I'm sure that they don't. But if the paper was tagged in the post so it showed up in their news feed ...

I don't know whether they trawl through personal pages but the Leicester Mercury certainly has 'journalists' stalking all of the local facebook groups in Leicestershire and regularly asking for permission to share photos and copying posts depicting fairly everyday occurrences.

Happens all the time. Not at all unusual to get stories from social media, and far from just newspapers who do it; radio, TV, and online all do it regularly. You do, of course, have to check and verify any information before you publish/air the story... unless you're a complete wombat.

The railway's own internal guidance is that when I passenger travels short on an Advance ticket they should not be charged provided there is no higher fare avoided.
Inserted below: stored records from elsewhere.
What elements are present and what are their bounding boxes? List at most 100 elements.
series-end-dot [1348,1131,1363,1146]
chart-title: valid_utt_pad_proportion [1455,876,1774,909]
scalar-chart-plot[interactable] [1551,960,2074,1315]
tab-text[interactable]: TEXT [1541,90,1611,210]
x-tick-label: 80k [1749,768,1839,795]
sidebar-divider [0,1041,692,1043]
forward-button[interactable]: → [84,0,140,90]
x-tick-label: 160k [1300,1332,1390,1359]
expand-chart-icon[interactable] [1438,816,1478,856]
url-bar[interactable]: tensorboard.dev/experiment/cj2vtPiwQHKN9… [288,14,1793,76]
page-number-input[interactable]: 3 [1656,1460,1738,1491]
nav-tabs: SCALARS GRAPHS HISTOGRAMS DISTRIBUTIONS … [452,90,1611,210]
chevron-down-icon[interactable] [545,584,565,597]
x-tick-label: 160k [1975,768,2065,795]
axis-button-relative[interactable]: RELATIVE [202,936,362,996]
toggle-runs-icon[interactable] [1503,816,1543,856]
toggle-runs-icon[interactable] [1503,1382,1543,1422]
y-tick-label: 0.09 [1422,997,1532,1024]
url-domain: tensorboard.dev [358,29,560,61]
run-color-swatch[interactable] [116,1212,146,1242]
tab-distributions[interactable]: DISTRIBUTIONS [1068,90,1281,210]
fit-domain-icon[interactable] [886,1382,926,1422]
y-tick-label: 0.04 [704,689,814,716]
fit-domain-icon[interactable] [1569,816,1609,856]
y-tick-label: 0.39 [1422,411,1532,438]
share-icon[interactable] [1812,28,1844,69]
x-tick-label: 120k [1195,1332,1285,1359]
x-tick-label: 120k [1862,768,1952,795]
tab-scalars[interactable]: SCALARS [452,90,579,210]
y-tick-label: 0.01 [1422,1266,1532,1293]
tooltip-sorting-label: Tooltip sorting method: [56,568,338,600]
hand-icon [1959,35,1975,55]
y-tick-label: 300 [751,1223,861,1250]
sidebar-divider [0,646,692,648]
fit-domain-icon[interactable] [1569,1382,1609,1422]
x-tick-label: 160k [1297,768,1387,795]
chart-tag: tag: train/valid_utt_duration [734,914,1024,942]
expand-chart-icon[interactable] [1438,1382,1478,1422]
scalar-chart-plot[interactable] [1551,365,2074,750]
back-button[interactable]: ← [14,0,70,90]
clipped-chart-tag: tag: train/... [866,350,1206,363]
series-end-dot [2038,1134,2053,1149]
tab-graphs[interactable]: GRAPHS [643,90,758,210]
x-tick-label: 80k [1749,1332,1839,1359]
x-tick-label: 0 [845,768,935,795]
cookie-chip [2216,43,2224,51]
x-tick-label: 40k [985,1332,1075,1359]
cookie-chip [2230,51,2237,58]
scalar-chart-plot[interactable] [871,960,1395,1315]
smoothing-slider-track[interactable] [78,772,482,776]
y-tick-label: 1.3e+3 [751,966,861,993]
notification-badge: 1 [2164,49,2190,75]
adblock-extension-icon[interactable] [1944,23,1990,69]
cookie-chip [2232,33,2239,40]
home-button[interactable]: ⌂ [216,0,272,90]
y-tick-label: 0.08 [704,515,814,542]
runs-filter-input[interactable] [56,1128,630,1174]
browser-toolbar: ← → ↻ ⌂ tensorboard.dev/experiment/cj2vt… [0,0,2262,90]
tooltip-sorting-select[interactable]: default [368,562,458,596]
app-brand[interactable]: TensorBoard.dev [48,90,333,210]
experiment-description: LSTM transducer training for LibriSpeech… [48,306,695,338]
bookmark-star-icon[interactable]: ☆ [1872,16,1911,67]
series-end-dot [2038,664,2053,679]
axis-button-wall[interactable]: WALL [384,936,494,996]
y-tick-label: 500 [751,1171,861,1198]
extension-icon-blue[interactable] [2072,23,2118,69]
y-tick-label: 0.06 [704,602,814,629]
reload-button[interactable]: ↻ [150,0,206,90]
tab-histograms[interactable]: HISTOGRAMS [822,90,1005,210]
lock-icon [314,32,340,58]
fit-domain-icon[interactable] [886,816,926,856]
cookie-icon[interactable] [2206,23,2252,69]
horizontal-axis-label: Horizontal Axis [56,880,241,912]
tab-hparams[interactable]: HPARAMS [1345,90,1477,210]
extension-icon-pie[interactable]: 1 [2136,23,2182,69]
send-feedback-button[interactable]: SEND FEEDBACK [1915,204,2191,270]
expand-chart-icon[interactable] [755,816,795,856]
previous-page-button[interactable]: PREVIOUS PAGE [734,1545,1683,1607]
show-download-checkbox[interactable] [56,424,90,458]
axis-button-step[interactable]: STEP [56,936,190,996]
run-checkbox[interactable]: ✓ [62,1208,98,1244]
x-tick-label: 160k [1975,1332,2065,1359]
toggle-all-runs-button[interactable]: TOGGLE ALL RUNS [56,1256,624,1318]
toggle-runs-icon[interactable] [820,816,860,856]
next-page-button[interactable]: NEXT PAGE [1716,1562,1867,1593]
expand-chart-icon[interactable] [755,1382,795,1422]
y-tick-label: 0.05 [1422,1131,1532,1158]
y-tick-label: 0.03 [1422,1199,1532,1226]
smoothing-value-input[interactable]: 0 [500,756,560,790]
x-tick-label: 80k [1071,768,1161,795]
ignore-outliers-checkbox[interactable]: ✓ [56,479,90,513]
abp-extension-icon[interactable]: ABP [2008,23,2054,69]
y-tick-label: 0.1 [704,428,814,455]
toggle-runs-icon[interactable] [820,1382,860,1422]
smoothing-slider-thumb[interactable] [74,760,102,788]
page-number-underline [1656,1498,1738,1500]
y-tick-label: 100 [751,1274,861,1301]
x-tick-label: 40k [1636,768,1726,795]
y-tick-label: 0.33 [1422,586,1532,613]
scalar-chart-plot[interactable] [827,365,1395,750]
The agreed process is that the customer should not be charged extra in these circumstances unless it was clear he started short to gain monetary benefits, which in the case of EMT Advances between Nottingham/EMD and London, I don't think would apply.

Anyway, back to the point: does railway policy therefore mean that - as long as I don't do it to save money - I can start/finish short on an already purchased Advance ticket if, for example, my plans change? And, if there were a higher fare which should have been paid, that I should be charged an excess rather than being forced to buy a whole new ticket? If that's so, it's certainly an element of flexibility to Advance tickets of which I was previously unaware.

For clarity, I'm not talking about deliberately using this mechanism to obtain a cheaper fare, that would be clearly against the rules. Rather, I'm thinking about where a genuine change of plans occurs and a shorter journey needs to be made.